Une ombre bleue flottait maintenant entre les banquettes capitonnées, à peine interrompue de temps à autre par le voile de lumière jaune jeté du dehors par un fanal à l'huile.

Le cercle de pensées qui me hantait revint à mesure que le battement du train croissait dans le silence. L'inquiétude du geste l'avait fixé et des histoires d'assassins en chemin de fer surgissaient de l'obscurité, lentement modifiées à la façon des mélopées. La peur cruelle m'étreignait le cœur ; plus cruelle parce qu'elle était plus vague, et que l'incertitude augmente la terreur. Visible, palpable, je sentais se dresser l'image de Jud - une face maigre avec des yeux caves, des pommettes saillantes et une barbiche sale - la figure de l'assassin Jud, qui tuait, la nuit, dans des wagons de première et qu'on n'a jamais repris après son évasion. L'ombre m'aidait à transporter cette figure sur la forme du dormeur, à peindre des traits de Jud la tache confuse que j'avais vue à la lampe, à m'imaginer sous la couverture tigrée un homme tapi, prêt à bondir.

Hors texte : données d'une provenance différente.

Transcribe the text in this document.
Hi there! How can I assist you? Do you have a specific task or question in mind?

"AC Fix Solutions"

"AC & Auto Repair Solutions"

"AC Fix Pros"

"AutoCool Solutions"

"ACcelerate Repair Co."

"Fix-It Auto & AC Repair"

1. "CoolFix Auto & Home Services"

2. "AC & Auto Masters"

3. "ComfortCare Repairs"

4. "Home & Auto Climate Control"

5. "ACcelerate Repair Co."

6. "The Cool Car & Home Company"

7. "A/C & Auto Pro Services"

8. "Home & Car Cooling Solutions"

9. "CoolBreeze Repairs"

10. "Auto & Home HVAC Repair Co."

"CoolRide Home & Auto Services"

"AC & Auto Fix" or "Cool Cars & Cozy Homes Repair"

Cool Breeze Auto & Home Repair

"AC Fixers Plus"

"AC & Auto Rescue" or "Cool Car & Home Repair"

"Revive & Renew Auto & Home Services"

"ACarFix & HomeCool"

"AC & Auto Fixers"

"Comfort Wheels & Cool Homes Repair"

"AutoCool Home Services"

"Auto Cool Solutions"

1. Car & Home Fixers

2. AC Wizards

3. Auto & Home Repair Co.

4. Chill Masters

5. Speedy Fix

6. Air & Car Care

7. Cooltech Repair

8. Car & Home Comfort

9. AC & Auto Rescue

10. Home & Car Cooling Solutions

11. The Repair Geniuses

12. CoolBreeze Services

J'eus alors la tentation violente de me jeter à l'autre bout du wagon, de secouer le voyageur endormi, de lui crier mon péril. Un sentiment de honte me retenait. Pouvais-je expliquer mon inquiétude ? Comment répondre au regard étonné de cet homme bien élevé ? Il dormait confortablement, la tête sur l'oreiller, soigneusement enroulé, ses mains gantées, croisées sur sa poitrine : de quel droit irais-je le réveiller parce qu'un autre voyageur avait tiré le rideau de la lampe ? N'y avait-il pas déjà quelque symptôme de folie dans mon esprit qui s'obstinait à rattacher le geste de l'homme à la connaissance qu'il aurait eue du sommeil de l'autre ? N'étaient-ce pas deux événements différents appartenant à des séries diverses, qu'une simple coïncidence rapprochait ? Mais ma crainte s'y butait et s'y obstinait ; si bien que, dans le silence rythmé du train, je sentais battre mes tempes, une ébullition de mon sang, qui contrastait douloureusement avec le calme extérieur, faisait tournoyer les objets autour de moi et des événements futurs et vagues, mais avec la précision devinée de choses qui sont sur le point d'arriver, traversaient mon cerveau dans une procession sans fin. ... [...]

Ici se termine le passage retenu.